Tears on the surface of the eye drain through the tear duct, as follows. Tears flow into the puncta (small openings along the edge of the upper and lower eyelids near the nose), then through the canaliculi (narrow drainage channels in the eyelids) to the lacrimal sac (on the side of the nose), and then down the nasolacrimal duct into the nose.  A blockage anywhere along that pathway may cause tearing and potentially infection.   Infection in the lacrimal sac (dacryocystitis) causes redness, swelling, and tenderness on the side of the nose, often with pus training from the eye.

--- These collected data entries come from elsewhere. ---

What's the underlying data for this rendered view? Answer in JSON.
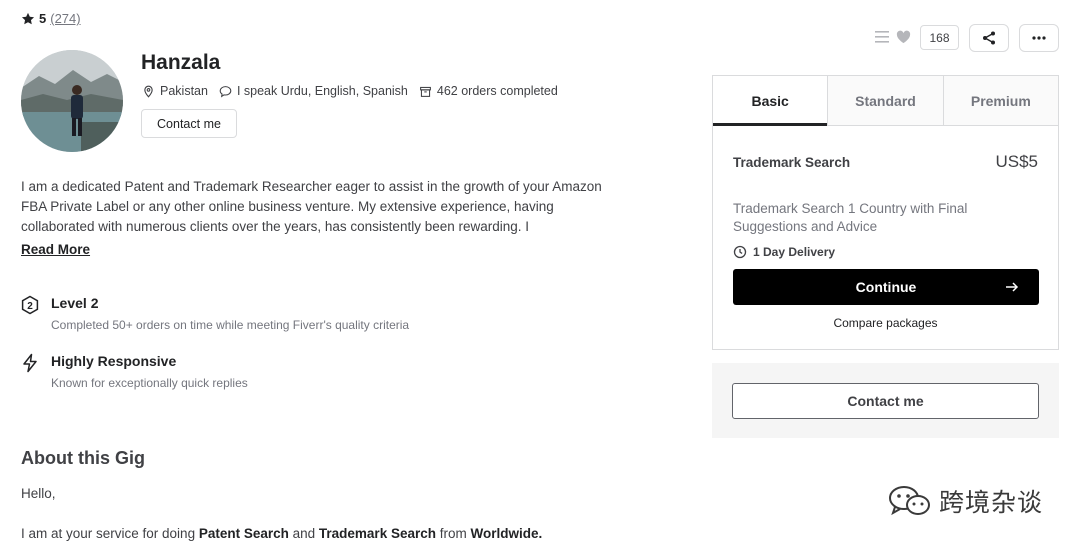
{
  "rating": {
    "score": "5",
    "count": "(274)"
  },
  "seller": {
    "name": "Hanzala",
    "location": "Pakistan",
    "languages": "I speak Urdu, English, Spanish",
    "orders": "462 orders completed",
    "contact_label": "Contact me"
  },
  "description": "I am a dedicated Patent and Trademark Researcher eager to assist in the growth of your Amazon FBA Private Label or any other online business venture. My extensive experience, having collaborated with numerous clients over the years, has consistently been rewarding. I",
  "read_more": "Read More",
  "badges": [
    {
      "title": "Level 2",
      "subtitle": "Completed 50+ orders on time while meeting Fiverr's quality criteria",
      "icon": "level-badge-icon"
    },
    {
      "title": "Highly Responsive",
      "subtitle": "Known for exceptionally quick replies",
      "icon": "lightning-icon"
    }
  ],
  "about": {
    "title": "About this Gig",
    "hello": "Hello,",
    "service": {
      "prefix": "I am at your service for doing ",
      "bold1": "Patent Search",
      "mid": " and ",
      "bold2": "Trademark Search",
      "mid2": " from ",
      "bold3": "Worldwide."
    }
  },
  "actions": {
    "like_count": "168"
  },
  "package": {
    "tabs": [
      "Basic",
      "Standard",
      "Premium"
    ],
    "active_tab": "Basic",
    "title": "Trademark Search",
    "price": "US$5",
    "description": "Trademark Search 1 Country with Final Suggestions and Advice",
    "delivery": "1 Day Delivery",
    "continue_label": "Continue",
    "compare_label": "Compare packages"
  },
  "contact_panel": {
    "label": "Contact me"
  },
  "watermark": {
    "text": "跨境杂谈"
  },
  "colors": {
    "accent": "#000000",
    "text": "#404145",
    "muted": "#74767e",
    "border": "#dadbdd"
  }
}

A blocked tear duct is relatively common at birth (congenital nasolacrimal duct obstruction), but usually resolves spontaneously over the first year of life.  If it fails to resolve and it is symptomatic (tearing, crusting, infections), treatment options include probing of the tear duct and sometimes placement of a temporary silicone tube stent, both of which carry a very high success rate. A blocked tear duct may also develop later on in life (acquired nasolacrimal duct obstruction) for many possible reasons, e.g. facial trauma.  While placement of a silicone tube stent is sometimes successful in adults with a partial tear duct blockage, a severe obstruction usually requires dacryocystorhinostomy (DCR), which involves creating a new drainage pathway from the lacrimal sac into the nose to bypass the blockage.  This can be done either through a small skin incision (external DCR) or through the nose (transnasal endoscopic DCR).  The skin incision usually heals quite nicely, leaving a minimal scar in most cases.  When there is complete blockage of the upper and lower canaliculi (in the eyelids), placement of a Jones tube (a permanent glass tube which drains tears from the inner corner of the eye into the nose) may be necessary to alleviate the tearing.